US President George W. Bush directed former aides to defy congressional subpoenas, claiming executive privilege and prodding lawmakers closer to their first contempt citations against administration officials since Ronald Reagan was president.
The latest power fight between the legislative and executive branches of the US government came as members of Congress returned from a holiday recess. An atmosphere of high tension accompanied the resumption of work on Monday as a fight also loomed between majority Democrats and some key Republicans and Bush over his Iraq war policy.
The probe into the US attorney firings, which were seen as political by Democrats and some Republicans, was only one of several Democratic-led investigations of the White House and its use of executive power spanning the war in Iraq, Bush's secretive wiretapping program and his commutation last week of the prison sentence of a former aide to Vice President Dick Cheney.
White House Counsel Fred Fielding insisted that Bush was acting in good faith in withholding documents and directing the two aides -- Fielding's predecessor, Harriet Miers, and Bush's former political director, Sara Taylor -- to defy subpoenas ordering them to explain their roles in the firings over the winter.
In the standoff between branches of government, Fielding renewed the White House offer to let Miers, Taylor and other administration officials meet with congressional investigators off the record and with no transcript.
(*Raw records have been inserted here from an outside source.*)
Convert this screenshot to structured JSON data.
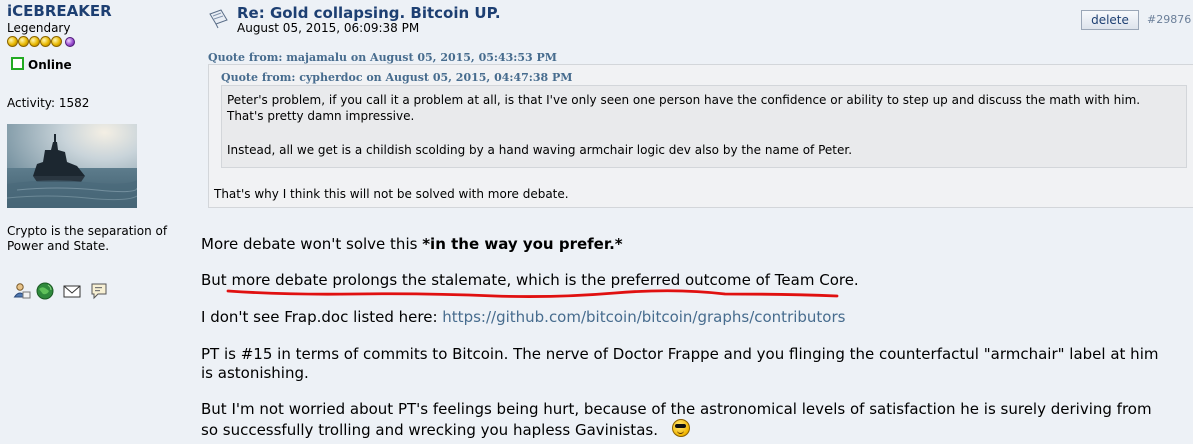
{
  "author": {
    "username": "iCEBREAKER",
    "rank": "Legendary",
    "star_count": 5,
    "status": "Online",
    "activity": "Activity: 1582",
    "signature": "Crypto is the separation of Power and State.",
    "profile_icons": [
      "profile-icon",
      "website-globe-icon",
      "email-icon",
      "personal-message-icon"
    ]
  },
  "post": {
    "title": "Re: Gold collapsing. Bitcoin UP.",
    "date": "August 05, 2015, 06:09:38 PM",
    "delete_label": "delete",
    "post_number": "#29876"
  },
  "quote_outer": {
    "header": "Quote from: majamalu on August 05, 2015, 05:43:53 PM",
    "text": "That's why I think this will not be solved with more debate."
  },
  "quote_inner": {
    "header": "Quote from: cypherdoc on August 05, 2015, 04:47:38 PM",
    "line1": "Peter's problem, if you call it a problem at all, is that I've only seen one person have the confidence or ability to step up and discuss the math with him.",
    "line2": "That's pretty damn  impressive.",
    "line3": "Instead, all we get is a childish scolding by a hand waving armchair logic dev also by the name of Peter."
  },
  "body": {
    "p1_plain": "More debate won't solve this ",
    "p1_bold": "*in the way you prefer.*",
    "p2": "But more debate prolongs the stalemate, which is the preferred outcome of Team Core.",
    "p3_plain": "I don't see Frap.doc listed here: ",
    "p3_link": "https://github.com/bitcoin/bitcoin/graphs/contributors",
    "p4": "PT is #15 in terms of commits to Bitcoin.  The nerve of Doctor Frappe and you flinging the counterfactul \"armchair\" label at him is astonishing.",
    "p5": "But I'm not worried about PT's feelings being hurt, because of the astronomical levels of satisfaction he is surely deriving from so successfully trolling and wrecking you hapless Gavinistas.",
    "smiley": "cool-sunglasses-smiley"
  },
  "colors": {
    "page_bg": "#edf1f6",
    "link_blue": "#1d3f72",
    "quote_header": "#476c8e",
    "annotation_red": "#e01010"
  }
}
He declined to explain anew the legal underpinnings of the privilege claim as the chairmen of the House and Senate judiciary committees had directed.
Documented
"You may be assured that the president's assertion here comports with prior practices in similar contexts, and that it has been appropriately documented," Fielding wrote.
Democratic Representative John Conyers, chairman of the House panel, left little doubt where the showdown was headed.
"Contrary to what the White House may believe, it is the Congress and the courts that will decide whether an invocation of executive privilege is valid, not the White House unilaterally," he said.
Republican Senator Arlen Specter said the posturing was a waste of time and money and a distraction from the questions at hand: Who ordered the firings, why, and whether Attorney General Alberto Gonzales should continue to serve or be fired.
Specter, a former chairman of the Senate Judiciary Committee, said the Democrats' threat of taking the standoff to court on a contempt citation was spurious because the prosecutor who would consider it is a Bush appointee.
"On a case like this, does anyone believe the US attorney is going to bring a criminal contempt citation against anyone?" Specter said in a telephone interview. "The US attorney works for the president and it's a discretionary matter what the US attorney does."
Historically, such standoffs over executive privilege are resolved before the full House or Senate votes on referring a congressional contempt citation to the US attorney for the District of Columbia. But rather than cooling off over the July 4th Independence Day holiday, Bush and Democrats returned from the weeklong break closer to a legal confrontation.